Luxembourg, 02/06/2004 (Agence Europe) - Lors de la réunion annuelle du Conseil des gouverneurs de la Banque européenne d'investissement (BEI), constitué des ministres des Finances des Etats membres de l'UE, mercredi matin à Luxembourg, le président de la Banque, Philippe Maystadt, a annoncé une augmentation de 7% des prêts en 2003, à 42,3 milliards d'euros: 34,2 milliards d'euros dans l'UE à quinze, 4,6 milliards d'euros dans les pays adhérents et en voie d'adhésion et 3,5 milliards d'euros dans les pays partenaires.
En 2003, la BEI a confirmé la mobilisation de deux programmes assortis de prêts ambitieux afin d'appuyer, à partir de 2004, l'action européenne pour la croissance: - la facilité d'investissement dans les réseaux transeuropéens (RTE), qui a pour objectif l'octroi de 50 milliards d'euros de prêts d'ici à 2010 ; - l'initiative « Innovation 2010 » dont l'objectif est de verser 40 milliards d'euros de prêts pour favoriser l'émergence, en Europe, d'une économie de la connaissance.

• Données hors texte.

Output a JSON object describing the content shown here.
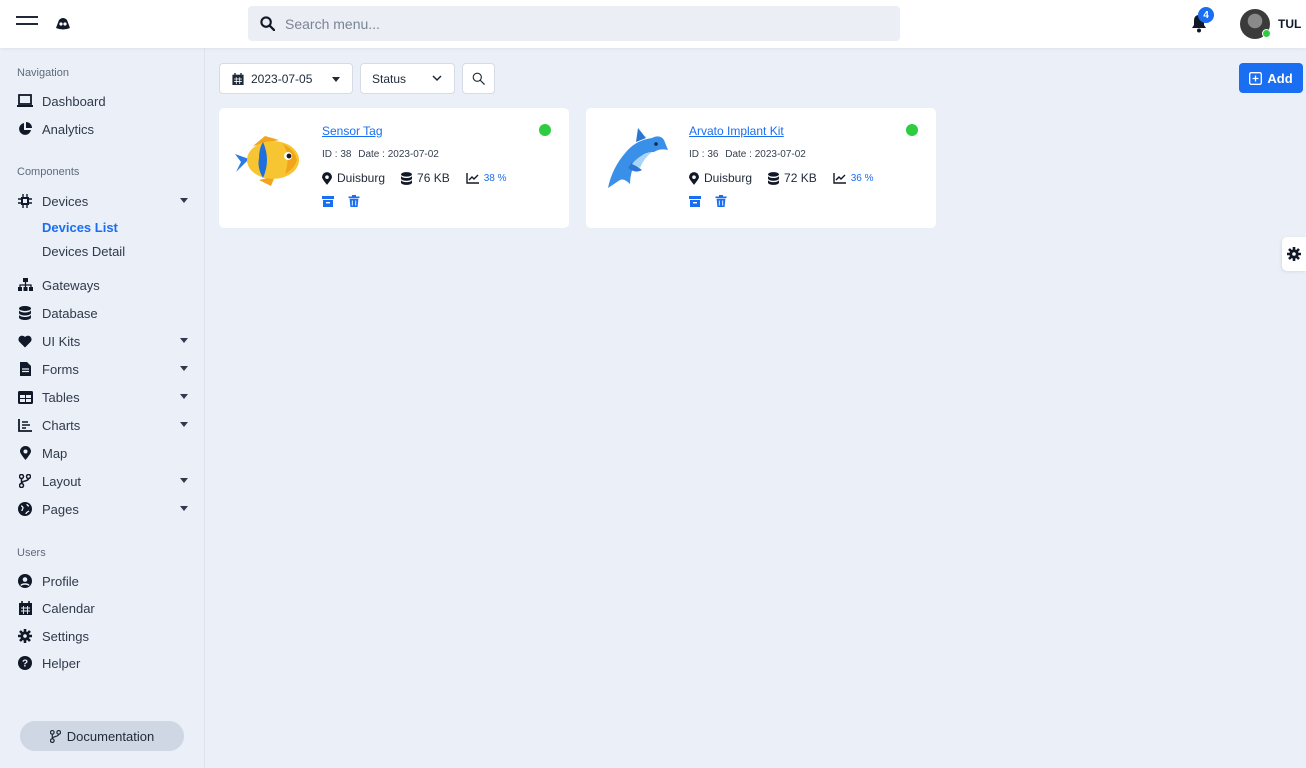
{
  "header": {
    "search_placeholder": "Search menu...",
    "notification_count": "4",
    "user_initials": "TUL"
  },
  "sidebar": {
    "sections": [
      {
        "title": "Navigation"
      },
      {
        "title": "Components"
      },
      {
        "title": "Users"
      }
    ],
    "navigation": [
      {
        "label": "Dashboard",
        "icon": "laptop-icon"
      },
      {
        "label": "Analytics",
        "icon": "pie-chart-icon"
      }
    ],
    "components": [
      {
        "label": "Devices",
        "icon": "chip-icon",
        "expandable": true
      },
      {
        "label": "Gateways",
        "icon": "sitemap-icon",
        "expandable": false
      },
      {
        "label": "Database",
        "icon": "database-icon",
        "expandable": false
      },
      {
        "label": "UI Kits",
        "icon": "heart-icon",
        "expandable": true
      },
      {
        "label": "Forms",
        "icon": "file-icon",
        "expandable": true
      },
      {
        "label": "Tables",
        "icon": "table-icon",
        "expandable": true
      },
      {
        "label": "Charts",
        "icon": "chart-icon",
        "expandable": true
      },
      {
        "label": "Map",
        "icon": "map-pin-icon",
        "expandable": false
      },
      {
        "label": "Layout",
        "icon": "branch-icon",
        "expandable": true
      },
      {
        "label": "Pages",
        "icon": "globe-icon",
        "expandable": true
      }
    ],
    "devices_sub": [
      {
        "label": "Devices List",
        "active": true
      },
      {
        "label": "Devices Detail",
        "active": false
      }
    ],
    "users": [
      {
        "label": "Profile",
        "icon": "user-circle-icon"
      },
      {
        "label": "Calendar",
        "icon": "calendar-icon"
      },
      {
        "label": "Settings",
        "icon": "gear-icon"
      },
      {
        "label": "Helper",
        "icon": "question-icon"
      }
    ],
    "documentation_label": "Documentation"
  },
  "toolbar": {
    "date_value": "2023-07-05",
    "status_label": "Status",
    "add_label": "Add"
  },
  "devices": [
    {
      "name": "Sensor Tag",
      "id_text": "ID : 38",
      "date_text": "Date : 2023-07-02",
      "location": "Duisburg",
      "size": "76 KB",
      "percent": "38 %",
      "status_color": "#2ecc40",
      "image": "tropical-fish"
    },
    {
      "name": "Arvato Implant Kit",
      "id_text": "ID : 36",
      "date_text": "Date : 2023-07-02",
      "location": "Duisburg",
      "size": "72 KB",
      "percent": "36 %",
      "status_color": "#2ecc40",
      "image": "dolphin"
    }
  ],
  "colors": {
    "accent": "#1a6ef2",
    "online": "#2ecc40",
    "background": "#ebeff8"
  }
}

En réponse à l'appel du Conseil européen, la BEI a aussi intensifié ses activités au titre de la « Facilité euro-méditerranéenne d'investissement et de partenariat (Femip), en prêtant plus de 2 milliards d'euros dans les pays partenaires de l'UE dans la région (600 millions d'euros pour la Turquie, 509 millions d'euros pour l'Egypte, 395 millions d'euros pour la Tunisie, 230 millions d'euros pour l'Algérie, 194 millions d'euros pour le Maroc, 90 millions d'euros pour la Syrie et 66 millions d'euros pour la Jordanie).

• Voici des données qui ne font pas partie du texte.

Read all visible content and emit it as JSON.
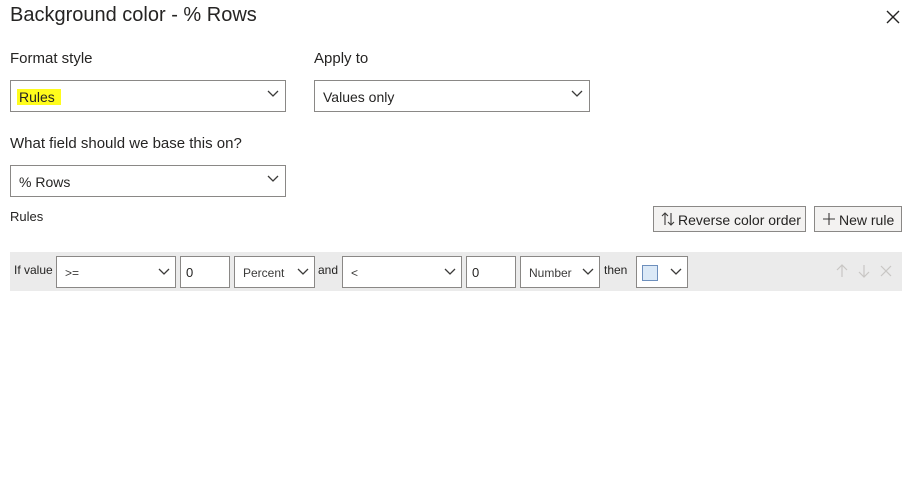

Les cinq principales priorités du plan d'activité de la BEI pour la période 2004-2006 sont: - la cohésion économique et sociale et le développement régional dans l'UE élargie ; - la mise en œuvre de l'initiative « Innovation 2010 » ; - le développement des RTE et de leurs réseaux d'accès ; - la protection et l'amélioration de l'environnement ; - le soutien aux politiques communautaires d'aide au développement et de coopération dans les pays partenaires (Femip et accord de Cotonou). Le plan d'activité prévoit en outre de plafonner à 5% par an la croissance des opérations de prêts dans l'UE à quinze. Les opérations dans les nouveaux Etats membres, les pays en voie d'adhésion ainsi que les pays partenaires, devraient s'accroître à un rythme plus rapide.